Parking on the north side just a few feet from the entrance to the bridge, I am surprised to see various posters describing the history of this place. Peeking inside the bridge, I admire the inner structure and the lattice windows. Do be careful and watch for oncoming traffic.
Silk Road Bridge
Now my curiosity is piqued, and I want to see more bridges. Just a few minutes from the Paper Mill Bridge, I find the white-trimmed red lattice truss Silk Road Bridge that also crosses the Walloomsac River. I stand by the side of the bridge for the longest time, mesmerized by the serene and peaceful scenery as the river flowed around a bend, only to disappear below the bridge. Leaves on a nearby tree rustle in a gentle breeze and a profusion of orange flowers sway back and forth.
Eighty-eight feet long, this bridge resembles the Paper Mill Bridge. Rumors are that father and son Benjamin Sears and Charles F. Sears built these bridges. Constructed in 1840, the Silk Road Bridge was added to the National Register of Historic Places in 1973 and restored in 1991.

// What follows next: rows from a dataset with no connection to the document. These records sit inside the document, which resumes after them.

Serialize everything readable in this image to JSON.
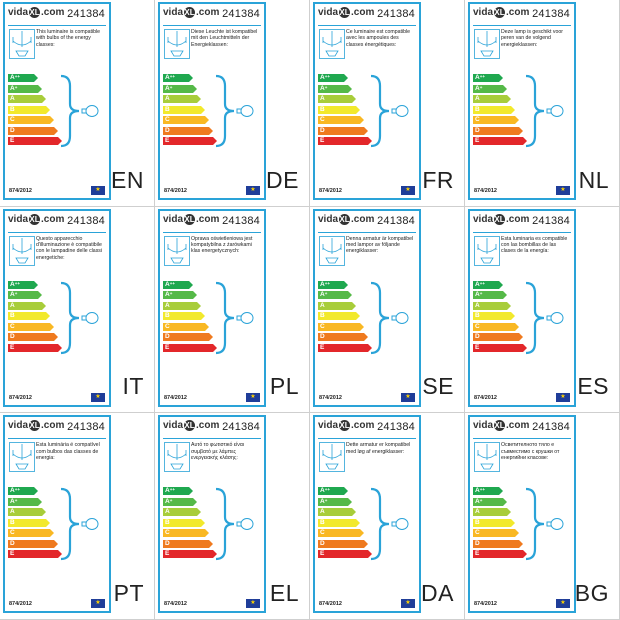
{
  "colors": {
    "border": "#2aa3d8",
    "eu": "#1f3d99"
  },
  "product_code": "241384",
  "logo": {
    "before": "vida",
    "mark": "XL",
    "after": ".com"
  },
  "regulation": "874/2012",
  "energy_classes": [
    {
      "label": "A",
      "sup": "++",
      "color": "#1fa84f",
      "width": 26
    },
    {
      "label": "A",
      "sup": "+",
      "color": "#55b948",
      "width": 30
    },
    {
      "label": "A",
      "sup": "",
      "color": "#a8cd3a",
      "width": 34
    },
    {
      "label": "B",
      "sup": "",
      "color": "#f2e92c",
      "width": 38
    },
    {
      "label": "C",
      "sup": "",
      "color": "#f9b823",
      "width": 42
    },
    {
      "label": "D",
      "sup": "",
      "color": "#ef7a1f",
      "width": 46
    },
    {
      "label": "E",
      "sup": "",
      "color": "#e3272a",
      "width": 50
    }
  ],
  "labels": [
    {
      "lang": "EN",
      "text": "This luminaire is compatible with bulbs of the energy classes:"
    },
    {
      "lang": "DE",
      "text": "Diese Leuchte ist kompatibel mit den Leuchtmitteln der Energieklassen:"
    },
    {
      "lang": "FR",
      "text": "Ce luminaire est compatible avec les ampoules des classes énergétiques:"
    },
    {
      "lang": "NL",
      "text": "Deze lamp is geschikt voor peren van de volgend energieklassen:"
    },
    {
      "lang": "IT",
      "text": "Questo apparecchio d'illuminazione è compatibile con le lampadine delle classi energetiche:"
    },
    {
      "lang": "PL",
      "text": "Oprawa oświetleniowa jest kompatybilna z żarówkami klas energetycznych:"
    },
    {
      "lang": "SE",
      "text": "Denna armatur är kompatibel med lampor av följande energiklasser:"
    },
    {
      "lang": "ES",
      "text": "Esta luminaria es compatible con las bombillas de las clases de la energía:"
    },
    {
      "lang": "PT",
      "text": "Esta luminária é compatível com bulbos das classes de energia:"
    },
    {
      "lang": "EL",
      "text": "Αυτό το φωτιστικό είναι συμβατό με λάμπες ενεργειακής κλάσης:"
    },
    {
      "lang": "DA",
      "text": "Dette armatur er kompatibel med løg af energiklasser:"
    },
    {
      "lang": "BG",
      "text": "Осветителното тяло е съвместимо с крушки от енергийни класове:"
    }
  ]
}
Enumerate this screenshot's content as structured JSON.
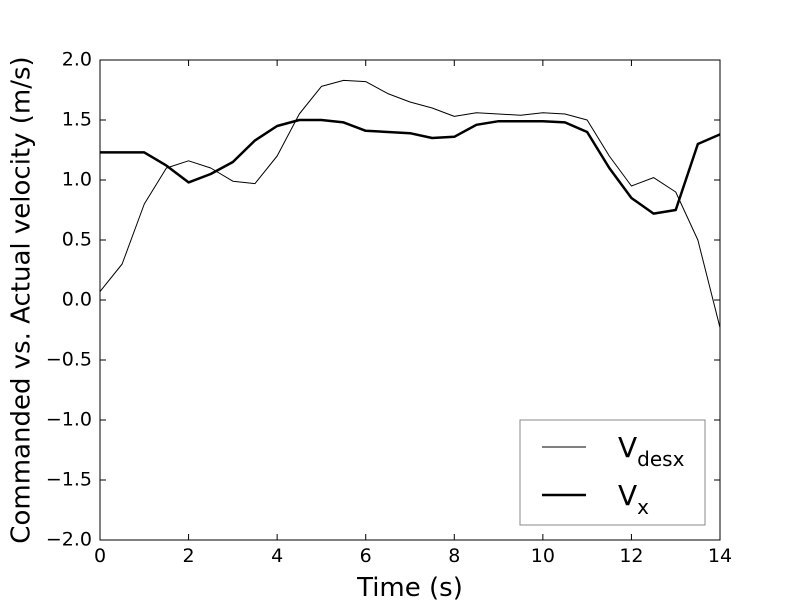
{
  "chart_data": {
    "type": "line",
    "xlabel": "Time (s)",
    "ylabel": "Commanded vs. Actual velocity (m/s)",
    "x": [
      0,
      0.5,
      1,
      1.5,
      2,
      2.5,
      3,
      3.5,
      4,
      4.5,
      5,
      5.5,
      6,
      6.5,
      7,
      7.5,
      8,
      8.5,
      9,
      9.5,
      10,
      10.5,
      11,
      11.5,
      12,
      12.5,
      13,
      13.5,
      14
    ],
    "series": [
      {
        "name": "V",
        "subscript": "desx",
        "color": "#000000",
        "width": 1,
        "values": [
          0.07,
          0.3,
          0.8,
          1.1,
          1.16,
          1.1,
          0.99,
          0.97,
          1.2,
          1.55,
          1.78,
          1.83,
          1.82,
          1.72,
          1.65,
          1.6,
          1.53,
          1.56,
          1.55,
          1.54,
          1.56,
          1.55,
          1.5,
          1.2,
          0.95,
          1.02,
          0.9,
          0.5,
          -0.23
        ]
      },
      {
        "name": "V",
        "subscript": "x",
        "color": "#000000",
        "width": 2.5,
        "values": [
          1.23,
          1.23,
          1.23,
          1.12,
          0.98,
          1.05,
          1.15,
          1.33,
          1.45,
          1.5,
          1.5,
          1.48,
          1.41,
          1.4,
          1.39,
          1.35,
          1.36,
          1.46,
          1.49,
          1.49,
          1.49,
          1.48,
          1.4,
          1.1,
          0.85,
          0.72,
          0.75,
          1.3,
          1.38
        ]
      }
    ],
    "xlim": [
      0,
      14
    ],
    "xticks": [
      0,
      2,
      4,
      6,
      8,
      10,
      12,
      14
    ],
    "ylim": [
      -2,
      2
    ],
    "yticks": [
      {
        "value": -2,
        "label": "−2.0"
      },
      {
        "value": -1.5,
        "label": "−1.5"
      },
      {
        "value": -1,
        "label": "−1.0"
      },
      {
        "value": -0.5,
        "label": "−0.5"
      },
      {
        "value": 0,
        "label": "0.0"
      },
      0.5,
      {
        "value": 1,
        "label": "1.0"
      },
      1.5,
      {
        "value": 2,
        "label": "2.0"
      }
    ],
    "grid": false,
    "legend": "lower right"
  }
}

West Arlington Covered Bridge
Even though a bit out of town, I have to visit the West Arlington Covered Bridge. One of Vermont's oldest, it is said to be the most photographed and painted bridge in Vermont. Crossing green fields and winding around tree-covered hills makes the drive feel short.
Built in 1852 and renovated various times, with a green roof and five windows on each side, this red bridge is 80 feet long and 17.5 feet wide. Its interior discloses the beautiful latticework and stunning intricate structure of interconnecting triangles that give this truss bridge its strength.
The picturesque surroundings make this bridge especially attractive; the wide shallow Batten Kill River invites me to take a few steps down a footpath and stroll on its peaceful banks. In late spring and summer, one might encounter some anglers fishing for trout — reportedly the best in the state — or an artist painting the bridge.
Rockwell's Retreat in Vermont
Walking back to my car by the Chapel of the Green, the 1792 colonial Rockwell’s Retreat across the road catches my attention. I was told I could book Norman Rockwell's bedroom overlooking the chapel and the bridge. Norman Rockwell's bedroom? The painter and illustrator best known for his depictions of small-town life? One of my favorite artists? I must be dreaming.
As Sue Harter of Rockwell's Retreat told me: “Norman Rockwell moved from New York to Arlington in 1939. His studio burned in the spring of 1943, and he moved up the road to our site on the West Arlington green overlooking the covered bridge. He lived in our inn from 1943 to 1953 when he moved to Stockbridge, MA. We have restored his studio back to its roots as it was when he was painting in it.”
In rural Vermont, history and culture are never far apart. Covered bridges, an intrinsic part of Vermont, bring the past to your present. They let you visualize bygone eras, enjoy the present, and dream about a future filled with promise.